Welcome Back Eastside Families,
Well after a long break we have managed to make it through a full week of school. It was exciting to see the kids and hear about their adventures from the holidays. I think everyone was ready to come back and they have demonstrated their ability to get right back to working hard and learning.
Our character trait this month is responsibility. We have been discussing what responsibility means and how it is demonstrated by your actions. A part of responsibility that we stress is to do your best and don't give up. Responsibility is not just doing what needs to be done.
The Parent Institute has this to say about responsibility.
Question: My fifth grader won't even put her dirty socks in the clothes hamper! How can I get her to be responsible at school when she's always so irresponsible at home?
Answer: There's your answer: at home. Your child needs to learn responsibility at home so she can apply it at school. It's not the other way around. This isn't to say that teaching responsibility is easy. It's a process that takes time. Here are some ways to get that process started:
A. Expect good things from her/him. Let your child know that you believe they are capable. Rather than swoop in and solve every problem for them, give them the opportunity to figure some things out for themselves. This goes for everything from math homework to jigsaw puzzles.
B. Give her/him chores. Put your child in charge of certain tasks that are age-appropriate and insist that they complete them. Just make sure you're clear about what you expect. Rather than say, "Clean your room," be specific. "Put your books back on the shelf and hang up your jacket." Once your give her the instructions, leave the room. If your hover, it will seem like you don't think they can handle the job.

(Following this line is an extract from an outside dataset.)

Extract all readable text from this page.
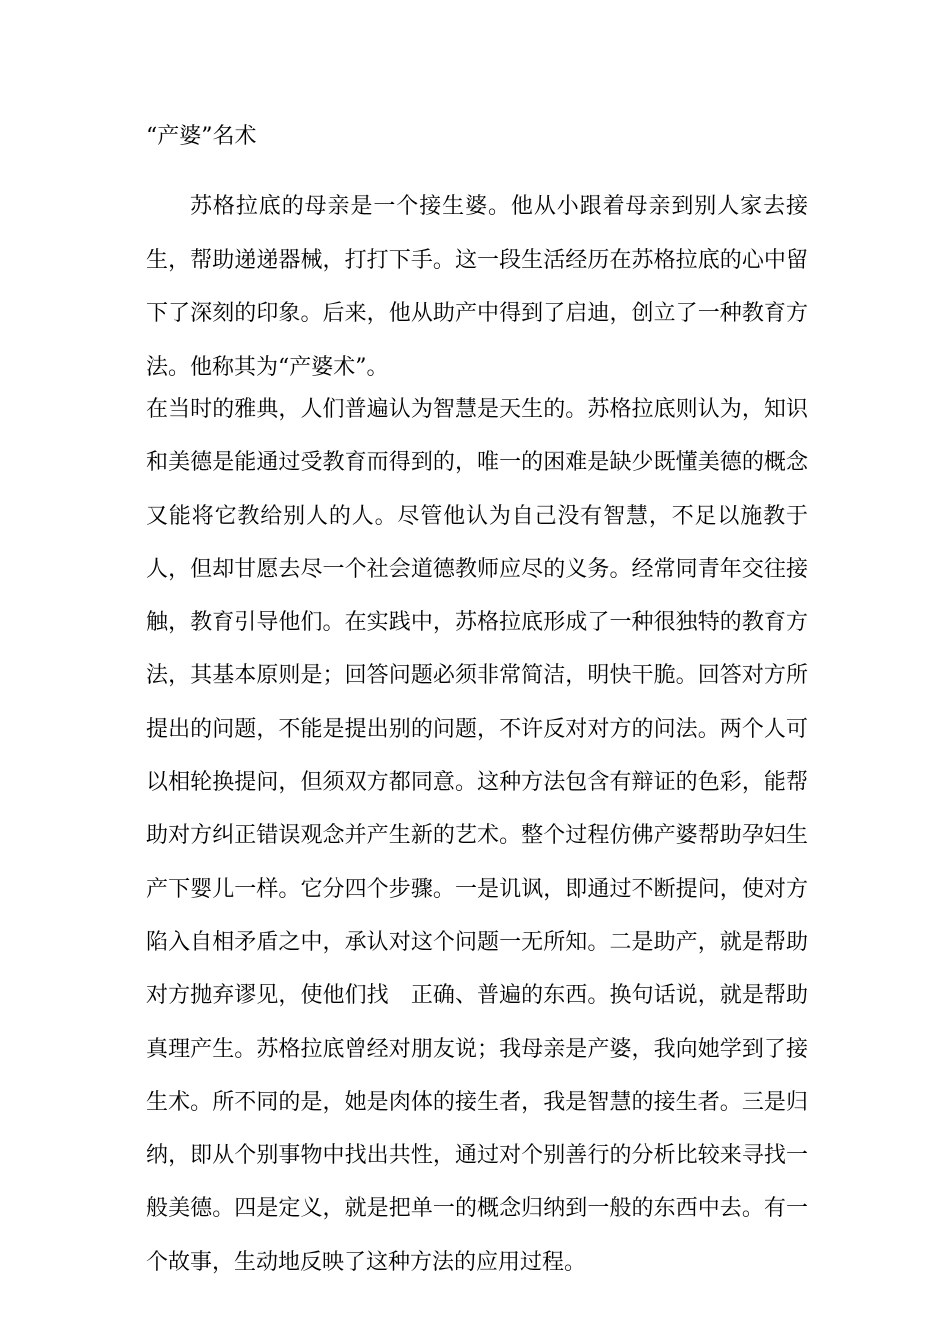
“产婆”名术

苏格拉底的母亲是一个接生婆。他从小跟着母亲到别人家去接生，帮助递递器械，打打下手。这一段生活经历在苏格拉底的心中留下了深刻的印象。后来，他从助产中得到了启迪，创立了一种教育方法。他称其为“产婆术”。

在当时的雅典，人们普遍认为智慧是天生的。苏格拉底则认为，知识和美德是能通过受教育而得到的，唯一的困难是缺少既懂美德的概念又能将它教给别人的人。尽管他认为自己没有智慧，不足以施教于人，但却甘愿去尽一个社会道德教师应尽的义务。经常同青年交往接触，教育引导他们。在实践中，苏格拉底形成了一种很独特的教育方法，其基本原则是；回答问题必须非常简洁，明快干脆。回答对方所提出的问题，不能是提出别的问题，不许反对对方的问法。两个人可以相轮换提问，但须双方都同意。这种方法包含有辩证的色彩，能帮助对方纠正错误观念并产生新的艺术。整个过程仿佛产婆帮助孕妇生产下婴儿一样。它分四个步骤。一是讥讽，即通过不断提问，使对方陷入自相矛盾之中，承认对这个问题一无所知。二是助产，就是帮助对方抛弃谬见，使他们找　正确、普遍的东西。换句话说，就是帮助真理产生。苏格拉底曾经对朋友说；我母亲是产婆，我向她学到了接生术。所不同的是，她是肉体的接生者，我是智慧的接生者。三是归纳，即从个别事物中找出共性，通过对个别善行的分析比较来寻找一般美德。四是定义，就是把单一的概念归纳到一般的东西中去。有一个故事，生动地反映了这种方法的应用过程。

C. Let her/him experience consequences. So what if your child still won't put her dirty socks in the hamper? Don't wash them on laundry day. The same goes for her soccer jersey and her sweats. When she realizes her favorite outfits aren't ready and waiting, she may get the message about where dirty laundry is supposed to go (sometimes our pride and, wondering what others will think, rob us of perfect teaching opportunities).
The Parent Institute is talking about natural consequences which are consequences that occur naturally from an event or behavior. These consequences sometimes have a bigger impact than consequences given by the parent. Remember discipline is to teach not to punish and in the teaching there is generally a deficit. That is not to say that parents should never give consequences just think about which will get you the result you want.
Once again thank you for sharing your wonderful children with us, they are amazing!